Situé dans la période qui va de l'entre-deux-guerres jusqu'aux années cinquante, le roman évoque de prime abord un opus de P.G. Wodehouse nous narrant les aventures drolatiques de l'inimitable Jeeves, ou une romance raffinée de Somerset Maugham qu'évoquait Alain Souchon dans sa chanson éponyme. Et pourtant. le roman singulier d'Ishiguro fait preuve d'un esprit de sérieux qui l'éloigne de la verve humoristique « so british » de Wodehouse et tient davantage du conte philosophique que de la romance.

Le narrateur Stevens est le majordome vieillissant d'un riche américain, Mr. Farraday qui a repris le somptueux domaine de Darlington Hall, suite au décès de son ancien propriétaire, Lord Darlington. Sur la suggestion de son nouvel employeur, il entreprend un voyage de quelques jours dans la Ford de Mr.Farraday, afin de « voir du pays ».

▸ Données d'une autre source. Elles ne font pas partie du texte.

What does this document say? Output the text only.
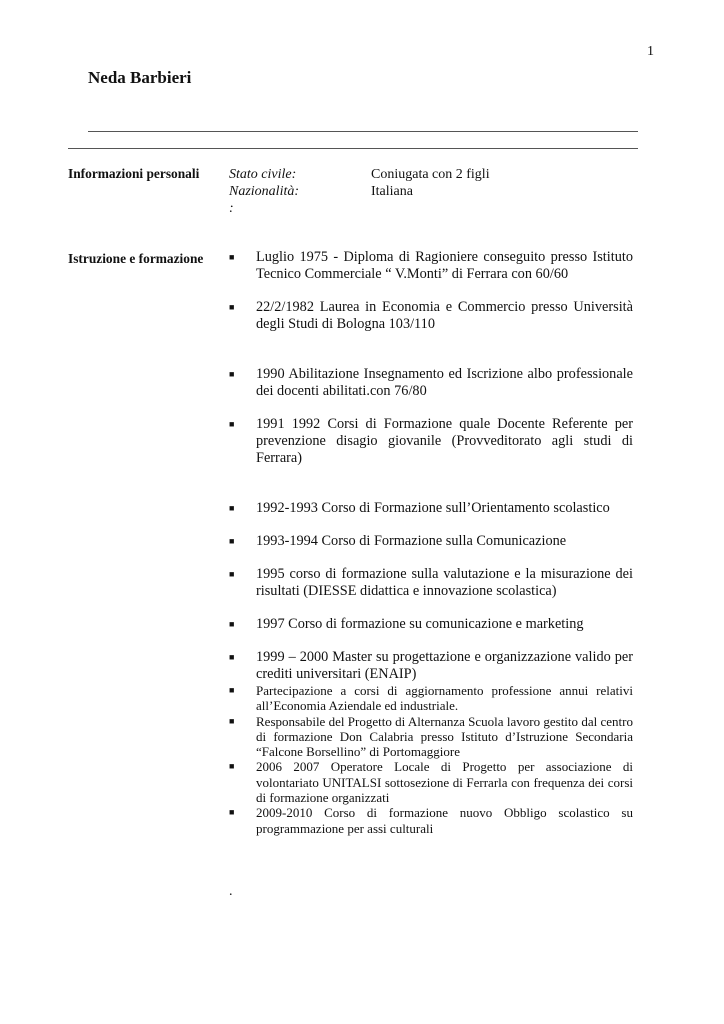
1
Neda Barbieri
Informazioni personali Stato civile:	Coniugata con 2 figli
Nazionalità:	Italiana
:
Istruzione e formazione	■	Luglio 1975 - Diploma di Ragioniere conseguito presso Istituto Tecnico Commerciale “ V.Monti” di Ferrara con 60/60
■	22/2/1982 Laurea in Economia e Commercio presso Università degli Studi di Bologna 103/110
■	1990 Abilitazione Insegnamento ed Iscrizione albo professionale dei docenti abilitati.con 76/80
■	1991 1992 Corsi di Formazione quale Docente Referente per prevenzione disagio giovanile (Provveditorato agli studi di Ferrara)
■	1992-1993 Corso di Formazione sull’Orientamento scolastico
■	1993-1994 Corso di Formazione sulla Comunicazione
■	1995 corso di formazione sulla valutazione e la misurazione dei risultati (DIESSE didattica e innovazione scolastica)
■	1997 Corso di formazione su comunicazione e marketing
■	1999 – 2000 Master su progettazione e organizzazione valido per crediti universitari (ENAIP)
■	Partecipazione a corsi di aggiornamento professione annui relativi all’Economia Aziendale ed industriale.
■	Responsabile del Progetto di Alternanza Scuola lavoro gestito dal centro di formazione Don Calabria presso Istituto d’Istruzione Secondaria “Falcone Borsellino” di Portomaggiore
■	2006 2007 Operatore Locale di Progetto per associazione di volontariato UNITALSI sottosezione di Ferrarla con frequenza dei corsi di formazione organizzati
■	2009-2010 Corso di formazione nuovo Obbligo scolastico su programmazione per assi culturali
.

Comme l'indique son très beau titre, « Les vestiges du jour », le voyage de Stevens est avant tout un voyage intérieur, teinté d'une nostalgie douce-amère où le narrateur plonge dans les souvenirs d'une vie tout entière dédiée à sa vocation de majordome. Dans un style compassé et volontairement précieux, qui épouse la nature des réflexions et de l'univers de Stevens, Ishiguro nous conduit au coeur de l'entre-deux-guerres, et du tropisme germanophile de l'influent Lord Darlington, qui fut son employeur pendant la plus grande partie de son existence.

Le majordome a l'intention de profiter de son voyage d'agrément pour rendre visite à Miss Kenton qui fut son employée pendant de nombreuses années et de lui proposer de reprendre du service, suite à un échange épistolaire laissant entendre que son mariage ne se portait pas au mieux. La relation entre le narrateur et celle qui fût sa confidente recèle de nombreux non-dits. Les deux personnages aux manières impeccables, tout droit sortis d'un roman élisabéthain, ont peut-être sacrifié la possibilité d'une authentique histoire d'amour sur l'autel de leurs fonctions respectives au service de Lord Darlington.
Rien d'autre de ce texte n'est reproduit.